My friends saw Zodiac at the Ritzy. Approximately two hours in, the projector broke. The film had to be abandoned. People were fuming. My friend told me that one member of the audience shouted: I don't want a refund, just tell me who's the Zodiac!

You can understand the frustration. After about two hours of this two and a half hour film this really did seem to be the only reason left for watching to the end. The most charismatic character had shuffled off an age ago to become a drunkard on a boat; the obsessive cartoonist's marriage was done; the copper was already a has been. All this and we were still a good twenty minutes from discovering the identity of the killer.

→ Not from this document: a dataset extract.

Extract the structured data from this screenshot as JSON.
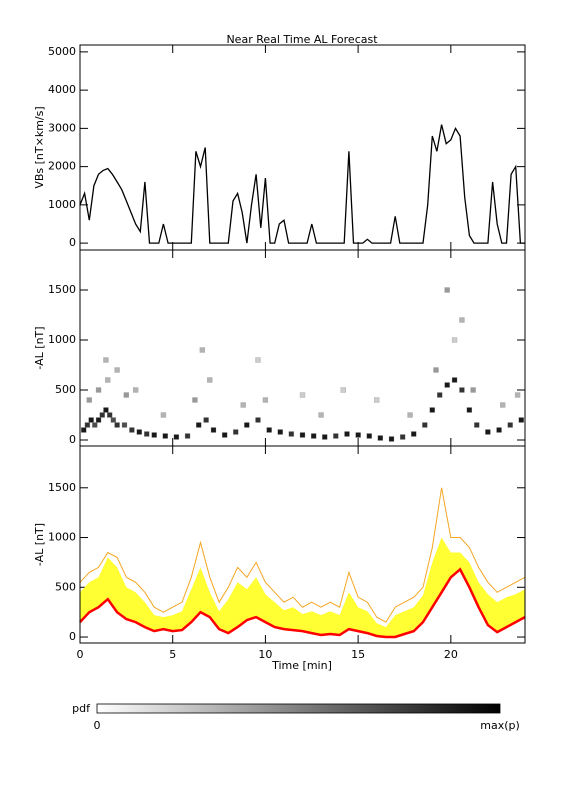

Which kind of explains why, worthy, intelligent, and well-made though it may be, Zodiac fails to follow in the footsteps of Fincher's finest work. There are too many protagonists. It's a movie that can't seem to decide whose movie it is. It seems as though Jake Gyllenhaal's cartoonist should be the epicentre of the action, but his journey is constantly interrupted by the cops and the pressmen and the red herrings.

All of which also takes a long time to tell. Zodiac is never quite dull, but it's hardly gripping either. I saw it on a wet Sunday afternoon in Fulham, which seems about right. It contains time, rather than absorbing it. The problem lies in the script. It's adapted from Robert Graysmith's books on the Zodiac. Graysmith is the obsessive cartoonist played by Gyllenhaal in the movie. But where literature can freely skate across timeframes and societal change, cinema often struggles. The screenplay seems to want to keep it all in, and the movie seems over-extended as a result. It can't contain the changes that occur in the various characters' lives. After two hours, all's that's left is the question the film begins with: Who is the Zodiac?